For Administrators

Most Important Courses for Teachers to Take in Graduate School

By Brian Gatens February 20, 2014

I always encourage new teachers to pursue a master’s degree as soon as possible. Enrolling in a master’s program can help you build upon both your pre-teacher classwork and your classroom experience to craft a really powerful resume and develop your instructional skills.

But not all graduate programs are the same, so you should be diligent in choosing the program that best prepares you to keep building a strong professional foundation. That means choosing your coursework carefully.

A strong “course map” — built with forethought and with professional goals in mind — enables you to grow as a professional and sends a strong signal to employers about your capabilities. Keep these points in mind as you choose graduate school courses:

Your resume needs balance

Today’s work environment and culture often leads to multiple job changes over the course of a career.
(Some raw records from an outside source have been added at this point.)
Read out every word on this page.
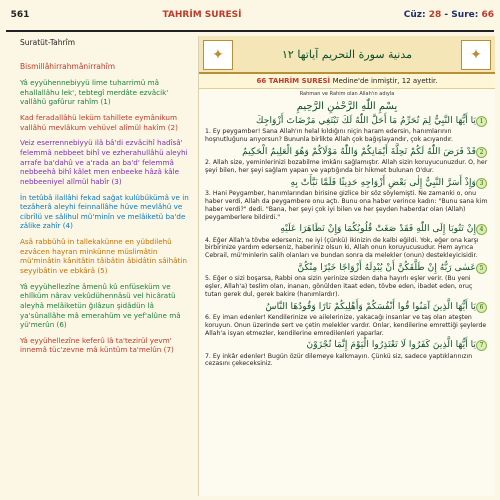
561	TAHRİM SURESİ	Cüz: 28 - Sure: 66
Suratüt-Tahrîm
Bismillâhirrahmânirrahîm
Yâ eyyühennebiyyü lime tuharrimü mâ ehallallâhu lek', tebtegî merdâte ezvâcik' vallâhü gafûrur rahîm (1)
Kad feradallâhü leküm tahillete eymânikum vallâhü mevlâkum vehüvel alîmül hakîm (2)
Veiz eserrennebiyyü ilâ bâ'di ezvâcihî hadîsâ' felemmâ nebbeet bihî ve ezherahullâhü aleyhi arrafe ba'dahû ve a'rada an ba'd' felemmâ nebbeehâ bihî kâlet men enbeeke hâzâ kâle nebbeeniyel alîmül habîr (3)
İn tetûbâ ilallâhi fekad sağat kulûbükümâ ve in tezâherâ aleyhi feinnallâhe hüve mevlâhü ve cibrîlü ve sâlihul mü'minîn ve melâiketü ba'de zâlike zahîr (4)
Asâ rabbühû in tallekakünne en yübdilehû ezvâcen hayran minkünne müslimâtin mü'minâtin kânitâtin tâibâtin âbidâtin sâihâtin seyyibâtin ve ebkârâ (5)
Yâ eyyühellezîne âmenû kû enfüseküm ve ehlîküm nârav vekûdühennâsü vel hicâratü aleyhâ melâiketün ğılâzun şidâdün lâ ya'sûnallâhe mâ emerahüm ve yef'alûne mâ yü'merûn (6)
Yâ eyyühellezîne keferû lâ ta'tezirül yevm' innemâ tüc'zevne mâ küntüm ta'melûn (7)
✦	مدنية سورة التحريم آياتها ١٢	✦
66 TAHRİM SURESİ Medine'de inmiştir, 12 ayettir.
Rahman ve Rahim olan Allah'ın adıyla
بِسْمِ اللّٰهِ الرَّحْمٰنِ الرَّحِيمِ
1يَا أَيُّهَا النَّبِيُّ لِمَ تُحَرِّمُ مَا أَحَلَّ اللّٰهُ لَكَ تَبْتَغِي مَرْضَاتَ أَزْوَاجِكَ
1. Ey peygamber! Sana Allah'ın helal kıldığını niçin haram edersin, hanımlarının hoşnutluğunu arıyorsun? Bununla birlikte Allah çok bağışlayandır, çok acıyandır.
2قَدْ فَرَضَ اللّٰهُ لَكُمْ تَحِلَّةَ أَيْمَانِكُمْ وَاللّٰهُ مَوْلَاكُمْ وَهُوَ الْعَلِيمُ الْحَكِيمُ
2. Allah size, yeminlerinizi bozabilme imkânı sağlamıştır. Allah sizin koruyucunuzdur. O, her şeyi bilen, her şeyi sağlam yapan ve yaptığında bir hikmet bulunan O'dur.
3وَإِذْ أَسَرَّ النَّبِيُّ إِلٰى بَعْضِ أَزْوَاجِهِ حَدِيثًا فَلَمَّا نَبَّأَتْ بِهِ
3. Hani Peygamber, hanımlarından birisine gizlice bir söz söylemişti. Ne zamanki o, onu haber verdi, Allah da peygambere onu açtı. Bunu ona haber verince kadın: "Bunu sana kim haber verdi?" dedi. "Bana, her şeyi çok iyi bilen ve her şeyden haberdar olan (Allah) peygamberlere bildirdi."
4إِنْ تَتُوبَا إِلَى اللّٰهِ فَقَدْ صَغَتْ قُلُوبُكُمَا وَإِنْ تَظَاهَرَا عَلَيْهِ
4. Eğer Allah'a tövbe ederseniz, ne iyi (çünkü) ikinizin de kalbi eğildi. Yok, eğer ona karşı birbirinize yardım ederseniz, haberiniz olsun ki, Allah onun koruyucusudur. Hem ayrıca Cebrail, mü'minlerin salih olanları ve bundan sonra da melekler (onun) destekleyicisidir.
5عَسٰى رَبُّهُ إِنْ طَلَّقَكُنَّ أَنْ يُبْدِلَهُ أَزْوَاجًا خَيْرًا مِنْكُنَّ
5. Eğer o sizi boşarsa, Rabbi ona sizin yerinize sizden daha hayırlı eşler verir. (Bu yeni eşler, Allah'a) teslim olan, inanan, gönülden itaat eden, tövbe eden, ibadet eden, oruç tutan gerek dul, gerek bakire (hanımlardır).
6يَا أَيُّهَا الَّذِينَ آمَنُوا قُوا أَنْفُسَكُمْ وَأَهْلِيكُمْ نَارًا وَقُودُهَا النَّاسُ
6. Ey iman edenler! Kendilerinize ve ailelerinize, yakacağı insanlar ve taş olan ateşten koruyun. Onun üzerinde sert ve çetin melekler vardır. Onlar, kendilerine emrettiği şeylerde Allah'a isyan etmezler, kendilerine emredilenleri yaparlar.
7يَا أَيُّهَا الَّذِينَ كَفَرُوا لَا تَعْتَذِرُوا الْيَوْمَ إِنَّمَا تُجْزَوْنَ
7. Ey inkâr edenler! Bugün özür dilemeye kalkmayın. Çünkü siz, sadece yaptıklarınızın cezasını çekeceksiniz.
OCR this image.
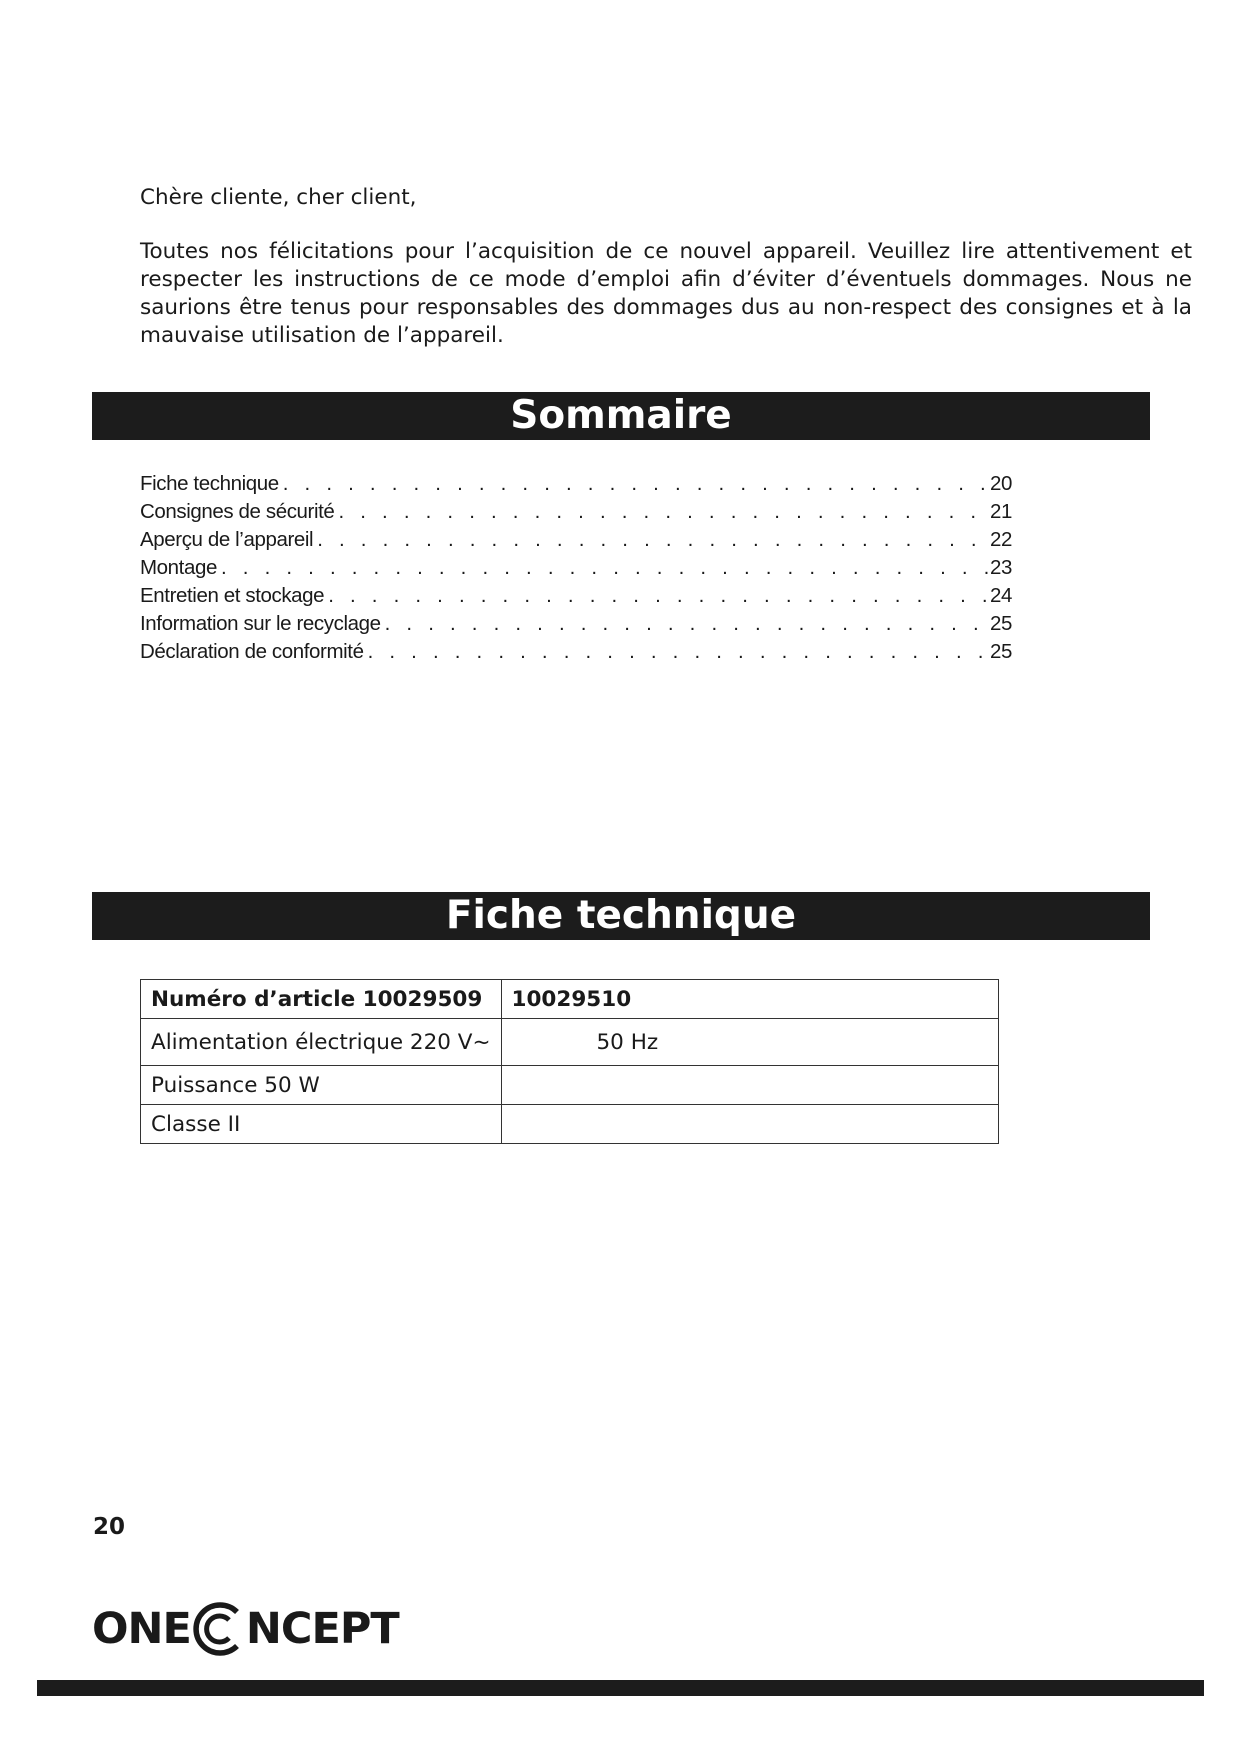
Chère cliente, cher client,

Toutes nos félicitations pour l’acquisition de ce nouvel appareil. Veuillez lire attentivement et respecter les instructions de ce mode d’emploi afin d’éviter d’éventuels dommages. Nous ne saurions être tenus pour responsables des dommages dus au non-respect des consignes et à la mauvaise utilisation de l’appareil.

Sommaire
Fiche technique . . .	20
Consignes de sécurité . . .	21
Aperçu de l’appareil . . .	22
Montage . . .	23
Entretien et stockage . . .	24
Information sur le recyclage . . .	25
Déclaration de conformité . . .	25
Fiche technique
Numéro d’article 10029509	10029510
Alimentation électrique 220 V~	50 Hz
Puissance 50 W	
Classe II	
20
ONE NCEPT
While I think that education is largely immune to that trend, you still need to choose graduate courses with both your present position and future job opportunities in mind.

Your coursework selection should build and balance your resume by “filling in the holes” from your undergraduate years. For example, if you’re missing courses in special education practices, make it a point to take several. Also consider courses such as:

  • Working with Diverse Learners
  • Technology Applications
  • Innovative Classroom Practice

These are the keywords hiring committees are looking for when they review resumes.
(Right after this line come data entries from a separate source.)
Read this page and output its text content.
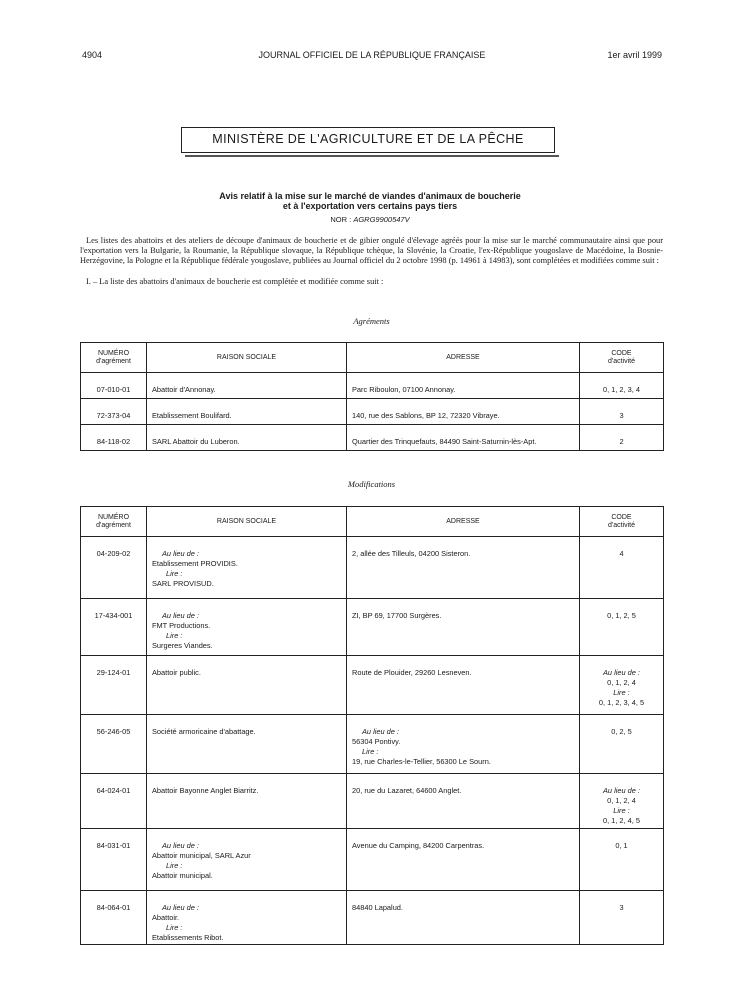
4904	JOURNAL OFFICIEL DE LA RÉPUBLIQUE FRANÇAISE	1er avril 1999
MINISTÈRE DE L'AGRICULTURE ET DE LA PÊCHE
Avis relatif à la mise sur le marché de viandes d'animaux de boucherie
et à l'exportation vers certains pays tiers
NOR : AGRG9900547V
Les listes des abattoirs et des ateliers de découpe d'animaux de boucherie et de gibier ongulé d'élevage agréés pour la mise sur le marché communautaire ainsi que pour l'exportation vers la Bulgarie, la Roumanie, la République slovaque, la République tchèque, la Slovénie, la Croatie, l'ex-République yougoslave de Macédoine, la Bosnie-Herzégovine, la Pologne et la République fédérale yougoslave, publiées au Journal officiel du 2 octobre 1998 (p. 14961 à 14983), sont complétées et modifiées comme suit :
I. – La liste des abattoirs d'animaux de boucherie est complétée et modifiée comme suit :
Agréments
NUMÉRO
d'agrément	RAISON SOCIALE	ADRESSE	CODE
d'activité
07-010-01	Abattoir d'Annonay.	Parc Riboulon, 07100 Annonay.	0, 1, 2, 3, 4
72-373-04	Etablissement Boulifard.	140, rue des Sablons, BP 12, 72320 Vibraye.	3
84-118-02	SARL Abattoir du Luberon.	Quartier des Trinquefauts, 84490 Saint-Saturnin-lès-Apt.	2
Modifications
NUMÉRO
d'agrément	RAISON SOCIALE	ADRESSE	CODE
d'activité
04-209-02	Au lieu de :
Etablissement PROVIDIS.
Lire :
SARL PROVISUD.	2, allée des Tilleuls, 04200 Sisteron.	4
17-434-001	Au lieu de :
FMT Productions.
Lire :
Surgeres Viandes.	ZI, BP 69, 17700 Surgères.	0, 1, 2, 5
29-124-01	Abattoir public.	Route de Plouider, 29260 Lesneven.	Au lieu de :
0, 1, 2, 4
Lire :
0, 1, 2, 3, 4, 5

56-246-05	Société armoricaine d'abattage.	Au lieu de :
56304 Pontivy.
Lire :
19, rue Charles-le-Tellier, 56300 Le Sourn.	0, 2, 5
64-024-01	Abattoir Bayonne Anglet Biarritz.	20, rue du Lazaret, 64600 Anglet.	Au lieu de :
0, 1, 2, 4
Lire :
0, 1, 2, 4, 5

84-031-01	Au lieu de :
Abattoir municipal, SARL Azur
Lire :
Abattoir municipal.	Avenue du Camping, 84200 Carpentras.	0, 1
84-064-01	Au lieu de :
Abattoir.
Lire :
Etablissements Ribot.	84840 Lapalud.	3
Lessons can be applied immediately in your classroom

Graduate work is important as it enables you to build your general base of understanding about student learning and classroom pedagogy. Adding to your overall understanding is a fine thing, but you also need to take the lessons of your graduate courses and immediately apply them to your classroom practice.
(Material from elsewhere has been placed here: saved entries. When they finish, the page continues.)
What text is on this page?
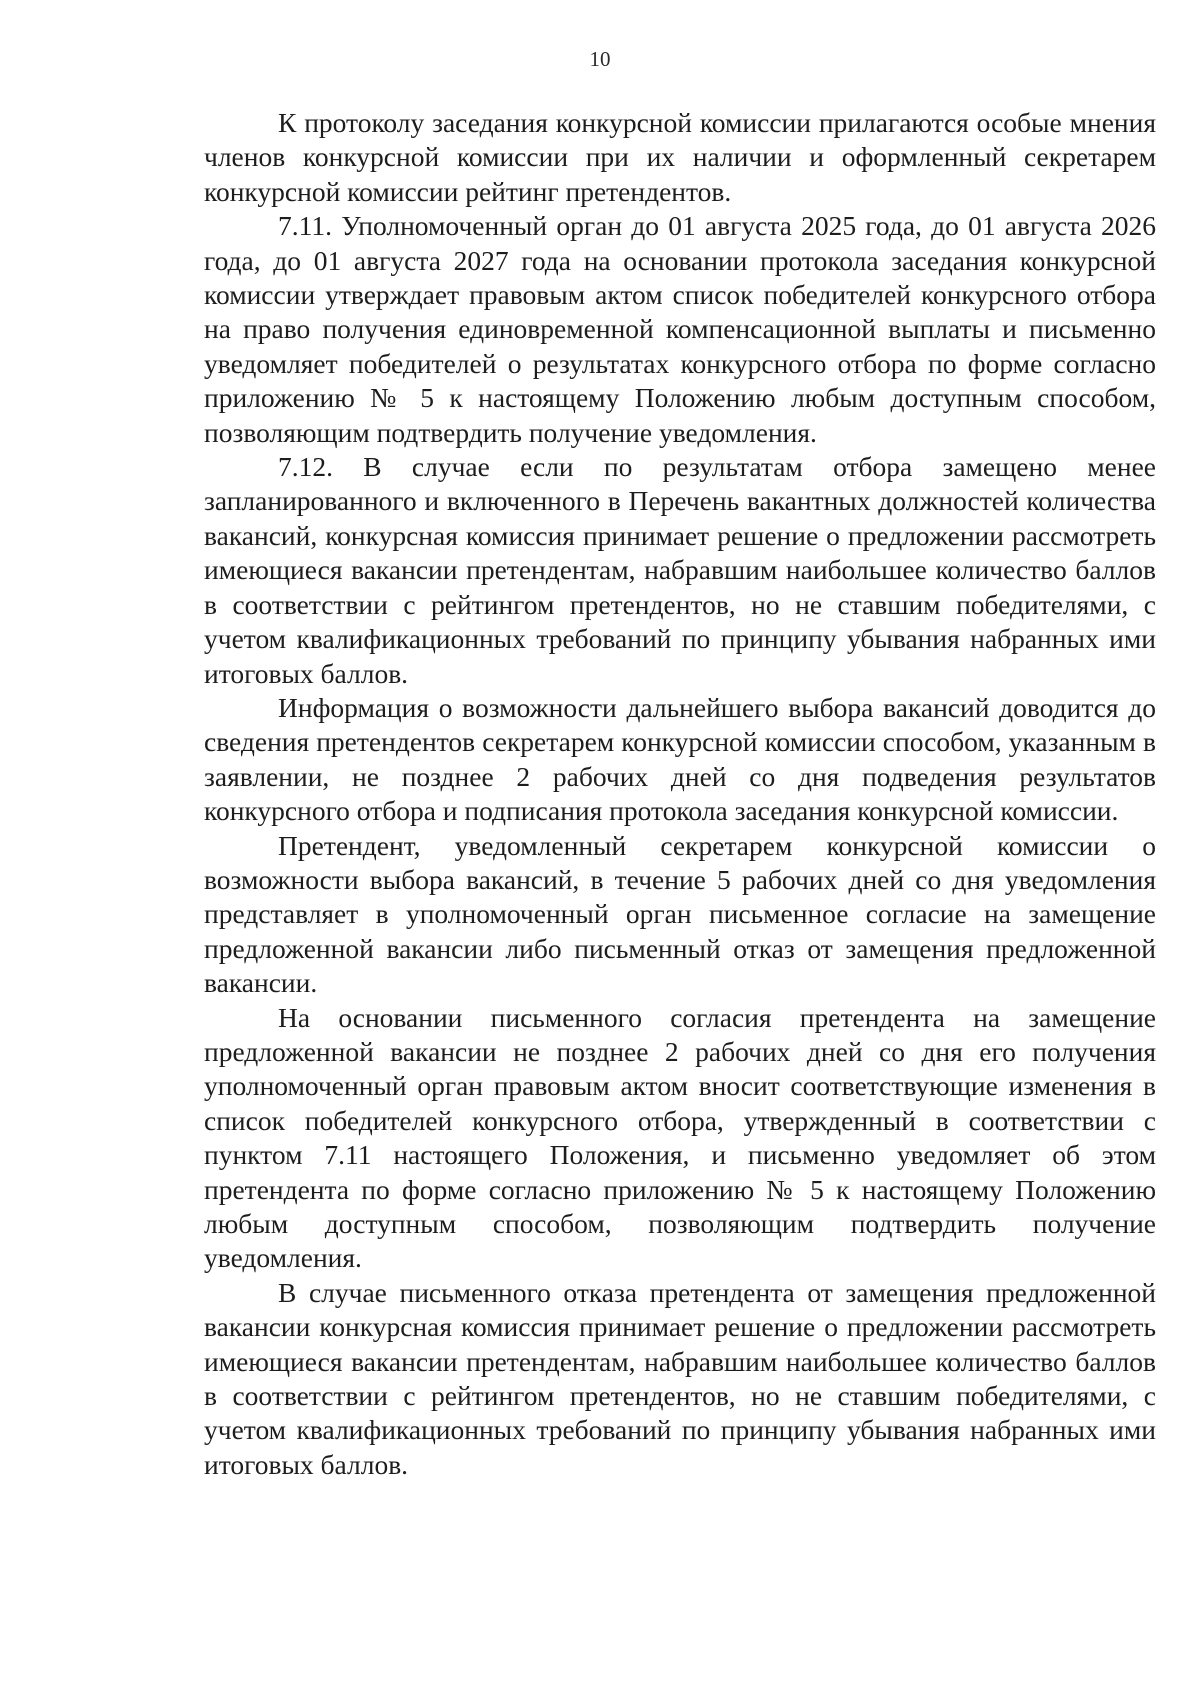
10

К протоколу заседания конкурсной комиссии прилагаются особые мнения членов конкурсной комиссии при их наличии и оформленный секретарем конкурсной комиссии рейтинг претендентов.

7.11. Уполномоченный орган до 01 августа 2025 года, до 01 августа 2026 года, до 01 августа 2027 года на основании протокола заседания конкурсной комиссии утверждает правовым актом список победителей конкурсного отбора на право получения единовременной компенсационной выплаты и письменно уведомляет победителей о результатах конкурсного отбора по форме согласно приложению № 5 к настоящему Положению любым доступным способом, позволяющим подтвердить получение уведомления.

7.12. В случае если по результатам отбора замещено менее запланированного и включенного в Перечень вакантных должностей количества вакансий, конкурсная комиссия принимает решение о предложении рассмотреть имеющиеся вакансии претендентам, набравшим наибольшее количество баллов в соответствии с рейтингом претендентов, но не ставшим победителями, с учетом квалификационных требований по принципу убывания набранных ими итоговых баллов.

Информация о возможности дальнейшего выбора вакансий доводится до сведения претендентов секретарем конкурсной комиссии способом, указанным в заявлении, не позднее 2 рабочих дней со дня подведения результатов конкурсного отбора и подписания протокола заседания конкурсной комиссии.

Претендент, уведомленный секретарем конкурсной комиссии о возможности выбора вакансий, в течение 5 рабочих дней со дня уведомления представляет в уполномоченный орган письменное согласие на замещение предложенной вакансии либо письменный отказ от замещения предложенной вакансии.

На основании письменного согласия претендента на замещение предложенной вакансии не позднее 2 рабочих дней со дня его получения уполномоченный орган правовым актом вносит соответствующие изменения в список победителей конкурсного отбора, утвержденный в соответствии с пунктом 7.11 настоящего Положения, и письменно уведомляет об этом претендента по форме согласно приложению № 5 к настоящему Положению любым доступным способом, позволяющим подтвердить получение уведомления.

В случае письменного отказа претендента от замещения предложенной вакансии конкурсная комиссия принимает решение о предложении рассмотреть имеющиеся вакансии претендентам, набравшим наибольшее количество баллов в соответствии с рейтингом претендентов, но не ставшим победителями, с учетом квалификационных требований по принципу убывания набранных ими итоговых баллов.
The benefits of this are twofold: You’re offering an immediate improvement to your classroom practice and you’re developing talking points for job interviews. Nothing impresses a screening committee more than when a candidate can speak directly and specifically to what she would do immediately in the classroom.

Stay technology focused

American classrooms are, for the most part, loaded with technology. From tablets to SmartBoards to laptop carts, teachers and students are awash in learning tools that can play a strong role in improving the classroom experience and enhancing student learning.

You should try to take several graduate-level courses in educational technology. It’s important, though, to take courses that go beyond a general overview and show how to specifically connect the teacher and learning to technology. On an added note, don’t hesitate to use this technology in preparing your resume. I recently received a resume with a QR code that took me to a candidate’s online portfolio. Don’t know what a QR code is? Do an online search and see how impressive that is.

Plan to work with diverse learners

The trend of bringing special education students back into school districts from out-of-district placements is continuing to grow, driven primarily by three factors:

  • Parents increasingly expect their child to be educated in their home community and with their child’s peers.
  • School districts now realize that they can design local programs that meet the child’s needs.
  • General education teachers are getting better at effectively teaching children with a wide diversity of needs.

This ability of the teaching staff is possible only because of graduate-level work that offers specific training on how best to deliver instruction. Definitely look through your school’s course catalog to see if similar courses are offered.